Case Presentation:

A 75 y/o woman with SLE on 10mg daily prednisone and hydroxychloroquine was hospitalized due to hyponatremia and 6 month history of chronic, intermittent lower back pain acutely worsening several days prior to admission. 1 month of almost daily subjective fevers and weight loss. History of initially necrotic, 1 cm wound on her right calf developing five months prior to admission described as “brown recluse spider bite” which formed a chronic non-healing leg ulcer. Outpatient MRI, biopsy and aerobic culture of the ulcer were non-diagnostic. She had no history of trauma, spinal injections, or past cardiac surgery. Initially afebrile with normal vital signs and exam only positive for mild lumbar tenderness. Initial testing notable for hyponatremia with a sodium of 124 mmol/L, ESR 106 mm/hr, and CRP 117 mg/L.  WBC 5.4 x 109/L, HB 11.6 g/dL, and PLT 175 109/L.  HIV negative and quantiferon indeterminate.
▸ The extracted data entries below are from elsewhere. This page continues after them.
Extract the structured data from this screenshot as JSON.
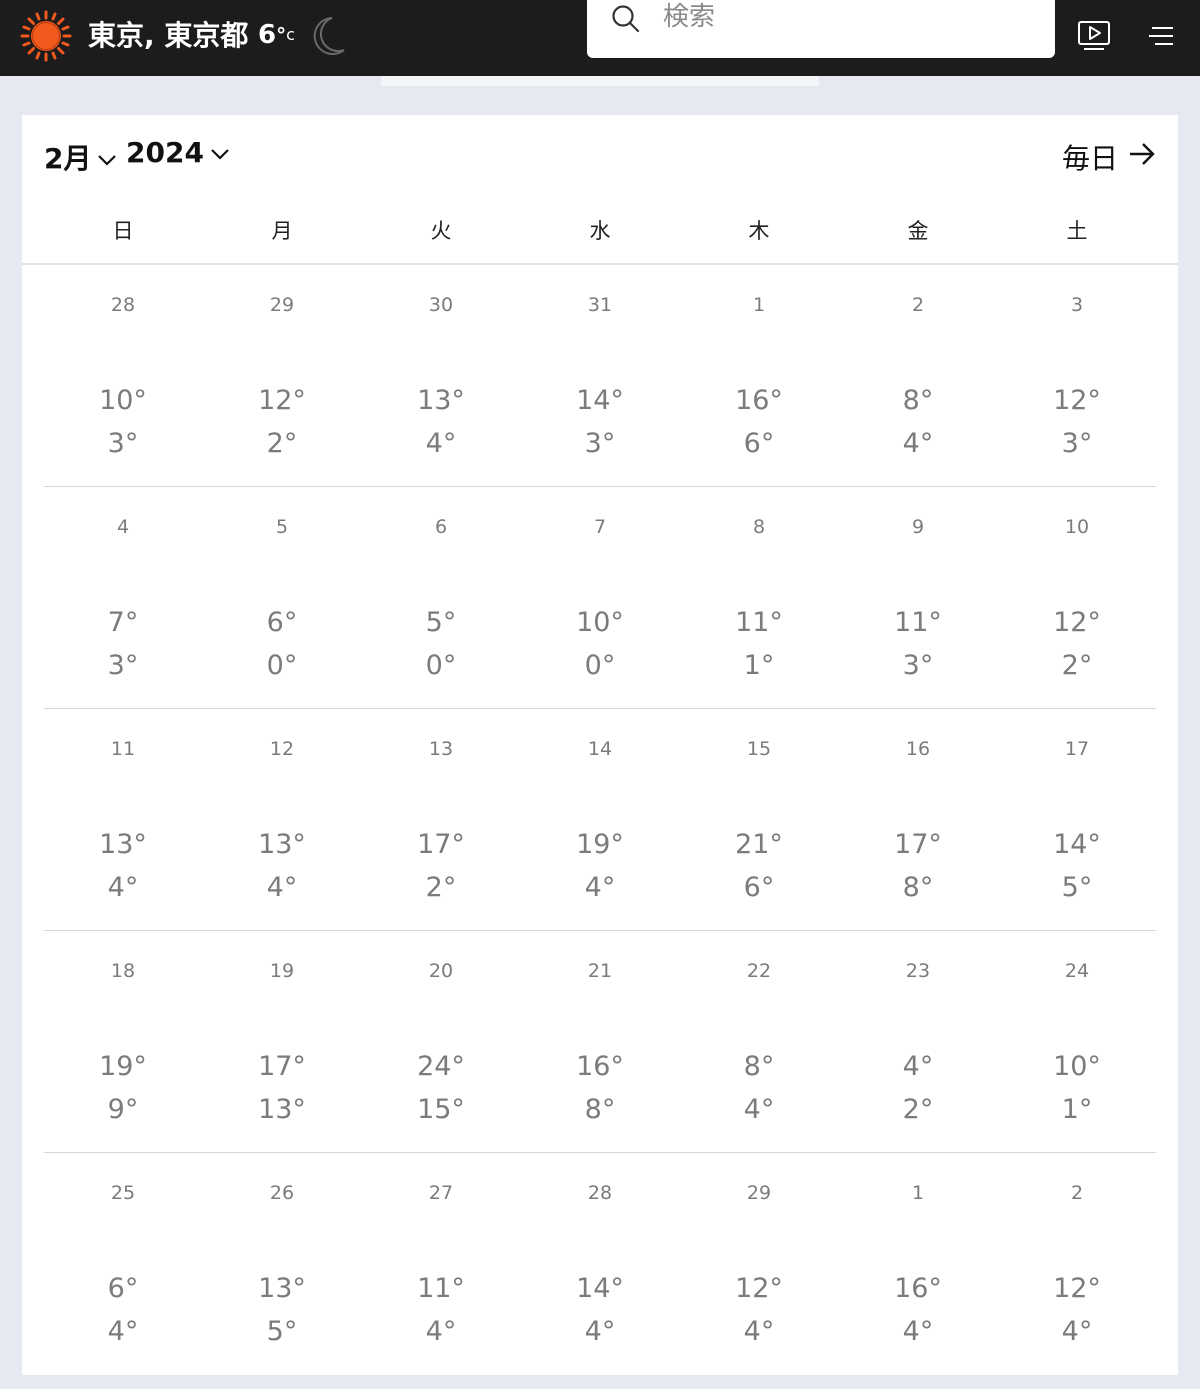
{
  "header": {
    "location": "東京, 東京都",
    "temperature": "6",
    "temp_degree": "°",
    "temp_unit": "c",
    "weather_icon": "sun-icon",
    "night_icon": "moon-icon",
    "brand_color": "#f25a1d",
    "search": {
      "placeholder": "検索",
      "value": ""
    },
    "video_icon": "video-play-icon",
    "menu_icon": "hamburger-menu-icon"
  },
  "calendar": {
    "month": "2月",
    "year": "2024",
    "daily_link": "毎日",
    "weekdays": [
      "日",
      "月",
      "火",
      "水",
      "木",
      "金",
      "土"
    ],
    "weeks": [
      [
        {
          "date": "28",
          "hi": "10°",
          "lo": "3°"
        },
        {
          "date": "29",
          "hi": "12°",
          "lo": "2°"
        },
        {
          "date": "30",
          "hi": "13°",
          "lo": "4°"
        },
        {
          "date": "31",
          "hi": "14°",
          "lo": "3°"
        },
        {
          "date": "1",
          "hi": "16°",
          "lo": "6°"
        },
        {
          "date": "2",
          "hi": "8°",
          "lo": "4°"
        },
        {
          "date": "3",
          "hi": "12°",
          "lo": "3°"
        }
      ],
      [
        {
          "date": "4",
          "hi": "7°",
          "lo": "3°"
        },
        {
          "date": "5",
          "hi": "6°",
          "lo": "0°"
        },
        {
          "date": "6",
          "hi": "5°",
          "lo": "0°"
        },
        {
          "date": "7",
          "hi": "10°",
          "lo": "0°"
        },
        {
          "date": "8",
          "hi": "11°",
          "lo": "1°"
        },
        {
          "date": "9",
          "hi": "11°",
          "lo": "3°"
        },
        {
          "date": "10",
          "hi": "12°",
          "lo": "2°"
        }
      ],
      [
        {
          "date": "11",
          "hi": "13°",
          "lo": "4°"
        },
        {
          "date": "12",
          "hi": "13°",
          "lo": "4°"
        },
        {
          "date": "13",
          "hi": "17°",
          "lo": "2°"
        },
        {
          "date": "14",
          "hi": "19°",
          "lo": "4°"
        },
        {
          "date": "15",
          "hi": "21°",
          "lo": "6°"
        },
        {
          "date": "16",
          "hi": "17°",
          "lo": "8°"
        },
        {
          "date": "17",
          "hi": "14°",
          "lo": "5°"
        }
      ],
      [
        {
          "date": "18",
          "hi": "19°",
          "lo": "9°"
        },
        {
          "date": "19",
          "hi": "17°",
          "lo": "13°"
        },
        {
          "date": "20",
          "hi": "24°",
          "lo": "15°"
        },
        {
          "date": "21",
          "hi": "16°",
          "lo": "8°"
        },
        {
          "date": "22",
          "hi": "8°",
          "lo": "4°"
        },
        {
          "date": "23",
          "hi": "4°",
          "lo": "2°"
        },
        {
          "date": "24",
          "hi": "10°",
          "lo": "1°"
        }
      ],
      [
        {
          "date": "25",
          "hi": "6°",
          "lo": "4°"
        },
        {
          "date": "26",
          "hi": "13°",
          "lo": "5°"
        },
        {
          "date": "27",
          "hi": "11°",
          "lo": "4°"
        },
        {
          "date": "28",
          "hi": "14°",
          "lo": "4°"
        },
        {
          "date": "29",
          "hi": "12°",
          "lo": "4°"
        },
        {
          "date": "1",
          "hi": "16°",
          "lo": "4°"
        },
        {
          "date": "2",
          "hi": "12°",
          "lo": "4°"
        }
      ]
    ]
  }
}
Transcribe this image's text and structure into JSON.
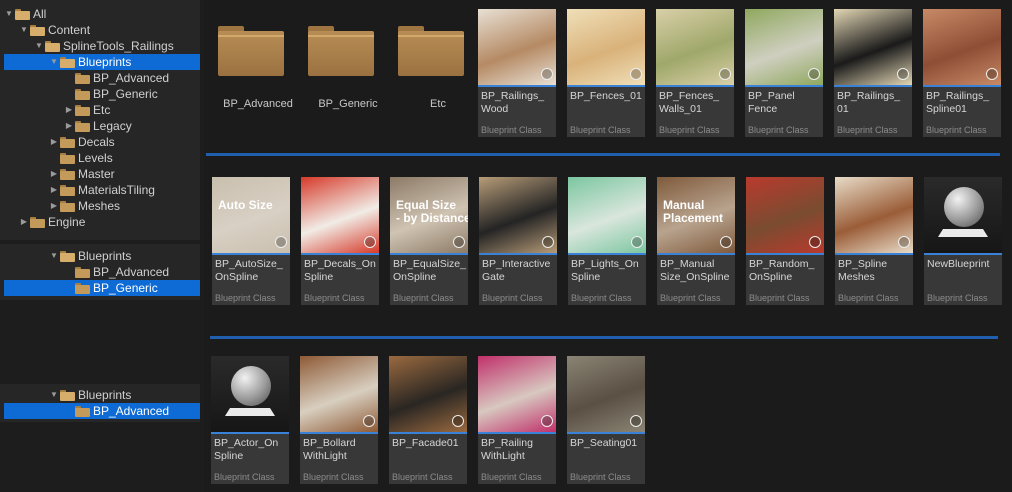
{
  "tree_top": {
    "items": [
      {
        "label": "All",
        "indent": 0,
        "arrow": "▼",
        "open": true,
        "selected": false
      },
      {
        "label": "Content",
        "indent": 1,
        "arrow": "▼",
        "open": true,
        "selected": false
      },
      {
        "label": "SplineTools_Railings",
        "indent": 2,
        "arrow": "▼",
        "open": true,
        "selected": false
      },
      {
        "label": "Blueprints",
        "indent": 3,
        "arrow": "▼",
        "open": true,
        "selected": true
      },
      {
        "label": "BP_Advanced",
        "indent": 4,
        "arrow": "",
        "open": false,
        "selected": false
      },
      {
        "label": "BP_Generic",
        "indent": 4,
        "arrow": "",
        "open": false,
        "selected": false
      },
      {
        "label": "Etc",
        "indent": 4,
        "arrow": "▶",
        "open": false,
        "selected": false
      },
      {
        "label": "Legacy",
        "indent": 4,
        "arrow": "▶",
        "open": false,
        "selected": false
      },
      {
        "label": "Decals",
        "indent": 3,
        "arrow": "▶",
        "open": false,
        "selected": false
      },
      {
        "label": "Levels",
        "indent": 3,
        "arrow": "",
        "open": false,
        "selected": false
      },
      {
        "label": "Master",
        "indent": 3,
        "arrow": "▶",
        "open": false,
        "selected": false
      },
      {
        "label": "MaterialsTiling",
        "indent": 3,
        "arrow": "▶",
        "open": false,
        "selected": false
      },
      {
        "label": "Meshes",
        "indent": 3,
        "arrow": "▶",
        "open": false,
        "selected": false
      },
      {
        "label": "Engine",
        "indent": 1,
        "arrow": "▶",
        "open": false,
        "selected": false
      }
    ]
  },
  "tree_mid": {
    "items": [
      {
        "label": "Blueprints",
        "indent": 3,
        "arrow": "▼",
        "open": true,
        "selected": false
      },
      {
        "label": "BP_Advanced",
        "indent": 4,
        "arrow": "",
        "open": false,
        "selected": false
      },
      {
        "label": "BP_Generic",
        "indent": 4,
        "arrow": "",
        "open": false,
        "selected": true
      }
    ]
  },
  "tree_bot": {
    "items": [
      {
        "label": "Blueprints",
        "indent": 3,
        "arrow": "▼",
        "open": true,
        "selected": false
      },
      {
        "label": "BP_Advanced",
        "indent": 4,
        "arrow": "",
        "open": false,
        "selected": true
      }
    ]
  },
  "folders": [
    "BP_Advanced",
    "BP_Generic",
    "Etc"
  ],
  "class_label": "Blueprint Class",
  "row1": [
    {
      "name": "BP_Railings_\nWood",
      "thumb": "#b58a64",
      "thumb2": "#e8e0d4"
    },
    {
      "name": "BP_Fences_01",
      "thumb": "#d9b27a",
      "thumb2": "#f0dfb8"
    },
    {
      "name": "BP_Fences_\nWalls_01",
      "thumb": "#9fa86a",
      "thumb2": "#d9cfa8"
    },
    {
      "name": "BP_Panel\nFence",
      "thumb": "#cfcfc0",
      "thumb2": "#8fa85e"
    },
    {
      "name": "BP_Railings_\n01",
      "thumb": "#1a1a1a",
      "thumb2": "#e2d6b4"
    },
    {
      "name": "BP_Railings_\nSpline01",
      "thumb": "#8e4e36",
      "thumb2": "#c78a66"
    }
  ],
  "row2": [
    {
      "name": "BP_AutoSize_\nOnSpline",
      "thumb": "#d8d0c4",
      "thumb2": "#c9bfae",
      "caption": "Auto Size"
    },
    {
      "name": "BP_Decals_On\nSpline",
      "thumb": "#f1ece6",
      "thumb2": "#d63a2a",
      "caption": ""
    },
    {
      "name": "BP_EqualSize_\nOnSpline",
      "thumb": "#cfc3b2",
      "thumb2": "#8c7a66",
      "caption": "Equal Size\n- by Distance"
    },
    {
      "name": "BP_Interactive\nGate",
      "thumb": "#242424",
      "thumb2": "#b79c78",
      "caption": ""
    },
    {
      "name": "BP_Lights_On\nSpline",
      "thumb": "#d9e6dc",
      "thumb2": "#7bc6a0",
      "caption": ""
    },
    {
      "name": "BP_Manual\nSize_OnSpline",
      "thumb": "#b8a38e",
      "thumb2": "#7f5a3c",
      "caption": "Manual\nPlacement"
    },
    {
      "name": "BP_Random_\nOnSpline",
      "thumb": "#7a4c30",
      "thumb2": "#b93a2e",
      "caption": ""
    },
    {
      "name": "BP_Spline\nMeshes",
      "thumb": "#9a5d38",
      "thumb2": "#e8dcc8",
      "caption": ""
    },
    {
      "name": "NewBlueprint",
      "thumb": "#1d1d1d",
      "thumb2": "#1d1d1d",
      "caption": "",
      "sphere": true
    }
  ],
  "row3": [
    {
      "name": "BP_Actor_On\nSpline",
      "thumb": "#1d1d1d",
      "thumb2": "#1d1d1d",
      "sphere": true
    },
    {
      "name": "BP_Bollard\nWithLight",
      "thumb": "#d8cfc0",
      "thumb2": "#8e5a36"
    },
    {
      "name": "BP_Facade01",
      "thumb": "#2a2622",
      "thumb2": "#9a6a40"
    },
    {
      "name": "BP_Railing\nWithLight",
      "thumb": "#d8c8c0",
      "thumb2": "#c0306a"
    },
    {
      "name": "BP_Seating01",
      "thumb": "#5a5044",
      "thumb2": "#8a8474"
    }
  ]
}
MRI revealed multilevel discitis at L5-S1, L2-3, and T8-9 with prevertebral osteomyelitis, and a paraspinal abscess at L5-S1. Percutaneous aspiration of abscess returned rare PMNs without organisms on conventional or AFB staining. On day 12, M. chimaera was identified from aspirate culture. New biopsy culture of the calf wound returned positive for the same organism.

Discussion:

In Greek mythology, the chimera is a fearsome creature containing the heads of a lion, goat, and snake. M. chimaera represents a biofilm-forming non-tuberculous mycobacteria (NTM) newly identified in 2004. Non-sequencing methods used to identify Mycobacterium spp. may fail to identify M. chimaera and some infections previously attributed to M. avium and M. intracellulare are now known to be M. chimaera. Disseminated infection with M. chimaera has been described following cardiac surgery, vascular graft infection, prosthetic valve endocarditis, or myocarditis. Outbreaks of M. chimaera have occurred from contamination of heart-lung bypass machines. M. chimaera can also cause pulmonary infection, similar to the other MAC species. Unlike prior descriptions of patients with M. chimaera, our patient did not have a history of trauma or cardiac surgery and this is the first description of M. chimaera osteomyelitis absent these risk factors. Her chronic immunosuppression was a likely predisposing factor. The patient in this case presented with a history of chronic non-healing leg wound months prior to admission. Given that the leg wound later grew AFB, her ulcer was likely the first manifestation of the disease, months before diagnosis of spinal involvement. Like the other MAC species, M. Chimera is typically treated with a prolonged course of clarythromicin, ethambutol, and rifampin. Vertebral osteomyelitis often requires surgery.

Conclusions:

This case emphasizes the importance of considering slow-growing NTM species in the evaluation of non-healing wounds in immune compromised patients.  Conventional pathology and bacterial cultures may fail to make a timely diagnosis.